By: Jonathan Cole Sat, 12 Sep 2009 16:05:27 +0000 This underpinnings of this problem are all very simple. Corruption. As a recent graduate student in business, it was spelled out in no uncertain terms that ignoring the well-being of the society in which you operate was gross mismanagement. Corporate America, as well as the government are mismanaging to such an extreme degree that they are destroying the underpinnings of society. Yet there does not seem to be any penalty for these social miscreants.

They have rigged the game to such an extreme degree, that as society is blatantly sucked dry, they are personally profiting. Did you ever hear of the quaint concept of conflict of interest? How about malfeasance, misfeasance or non-feasance.

These destructive actors have to be rooted out and prevented from ever having any power again. Without that we’ll get the failure of the system. Why? Because without trust any system becomes every man/woman for themself. Citizens are forced to go along with corruption to survive.
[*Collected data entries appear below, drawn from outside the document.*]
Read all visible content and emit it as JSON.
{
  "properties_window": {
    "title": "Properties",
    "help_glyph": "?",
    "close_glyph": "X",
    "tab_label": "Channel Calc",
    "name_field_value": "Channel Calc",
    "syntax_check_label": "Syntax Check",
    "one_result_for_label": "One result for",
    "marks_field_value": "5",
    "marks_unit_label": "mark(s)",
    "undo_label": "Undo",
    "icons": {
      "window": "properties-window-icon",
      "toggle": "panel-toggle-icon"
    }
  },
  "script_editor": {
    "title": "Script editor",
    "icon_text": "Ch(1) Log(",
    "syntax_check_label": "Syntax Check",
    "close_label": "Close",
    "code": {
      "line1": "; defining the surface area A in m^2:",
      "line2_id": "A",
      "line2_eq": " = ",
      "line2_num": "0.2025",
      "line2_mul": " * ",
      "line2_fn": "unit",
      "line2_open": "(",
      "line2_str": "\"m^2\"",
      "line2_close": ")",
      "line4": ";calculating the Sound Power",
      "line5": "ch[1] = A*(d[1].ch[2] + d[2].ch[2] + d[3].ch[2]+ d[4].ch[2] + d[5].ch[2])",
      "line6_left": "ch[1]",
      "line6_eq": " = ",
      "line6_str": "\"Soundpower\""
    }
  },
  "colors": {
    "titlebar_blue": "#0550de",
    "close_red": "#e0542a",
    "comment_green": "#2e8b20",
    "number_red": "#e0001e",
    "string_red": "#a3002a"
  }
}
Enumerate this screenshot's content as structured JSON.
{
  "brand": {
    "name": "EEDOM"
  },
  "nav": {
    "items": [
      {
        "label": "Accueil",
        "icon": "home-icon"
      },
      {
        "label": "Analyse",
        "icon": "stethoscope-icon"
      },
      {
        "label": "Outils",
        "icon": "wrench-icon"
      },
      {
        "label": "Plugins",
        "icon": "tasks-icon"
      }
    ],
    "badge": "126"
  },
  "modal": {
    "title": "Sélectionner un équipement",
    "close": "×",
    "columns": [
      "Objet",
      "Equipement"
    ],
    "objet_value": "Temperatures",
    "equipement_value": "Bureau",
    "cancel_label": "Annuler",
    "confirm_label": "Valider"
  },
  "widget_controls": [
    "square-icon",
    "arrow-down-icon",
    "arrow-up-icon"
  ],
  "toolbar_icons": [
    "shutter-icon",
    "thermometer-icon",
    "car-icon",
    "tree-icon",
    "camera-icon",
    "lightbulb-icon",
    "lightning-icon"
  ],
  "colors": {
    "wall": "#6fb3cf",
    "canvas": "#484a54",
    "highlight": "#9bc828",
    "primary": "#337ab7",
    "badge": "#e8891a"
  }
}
Not a pretty picture. Reminds me of the Soviet Union.

By: Peter J. Middlebrook Sat, 12 Sep 2009 14:04:02 +0000 I think in general the problem is not just one of public and private accountability vis a vis growth and employment. It’s also one of economic ideology. With global population projected to hit 10.5 billion by 2035 and with an economic ideology premised on maximum growth and resource utilization over time, then guaranteeing the prolongation of the existing high growth model into the 22nd century will be difficult at best. Why is it that the only kind of growth that societies can imagine is ‘capital’ growth? Why is it that ecologically friendly growth is not yet cool and marketable? Why is it that short term gains are valued over longer term futures? Why is that the smallest coffee offered by coffee chains is twice as big as the one I wish to order? Why is it that the packaging I neither want or need can not be separated from the product I do want? Why is it that we have failed as a species to develop a viable public transport system that can seriously replace the excessive use of personal vehicles?

Furthermore, if attaining high growth futures requires excessive leveraging – thereby essentially mortgaging the future – it is logical to see a major right-sizing of the economy as the hype dissipates and real values re-emerge. Yet, as it is the job of businesses to increase production, to increase margins and to maximize employment, and the job of the public sector to create the enabling environment for this to happen, then nothing short of a change in ideology will allow the issues you right talk about to emerge centre stage!

By: Scarecrow Sat, 12 Sep 2009 12:36:51 +0000 Humans always tend to overreach. The form of the overreaching varies with time and culture. For the last few centuries we’ve lived in an essentially materialistic culture of which money/capital is the principal medium of the manipulation and allocation of social materialistic forces. it is therefore inevitable that there will be crises of the present sort, just as it is inevitable, given human nature, that there will be war. All one can hope for, and strive for, at best, is to minimize the damage–one cannot eliminate it.

The combination of essentially materialistic values, often with an overlay of nationalism or religion, with a poorly structured mass democracy explains the present situation very nicely–any competent Martian Observer would predict no other outcome. Similarly, cries for melioration or reform are essentially predictable. Even more predictable is that those cries are paralyzed int he vast majority of cases by parochial self interest.

Everyone is ‘brilliant’ when a market, whether stocks, commodities, housing, currency, whatever, is up, and everyone blames others when it inverts. Clearly we’re in the latter phase at present, likely with a second substantial wave down to follow.

The only possibility to moderate some of these excesses of materialistic forces would be to reduce the materialistic value structure of society. That, however, is sufficiently difficult as to be nearly impossible, while paralysis, scapegoating, and business as usual, is far easier.

Guess which of the two we’re witnessing?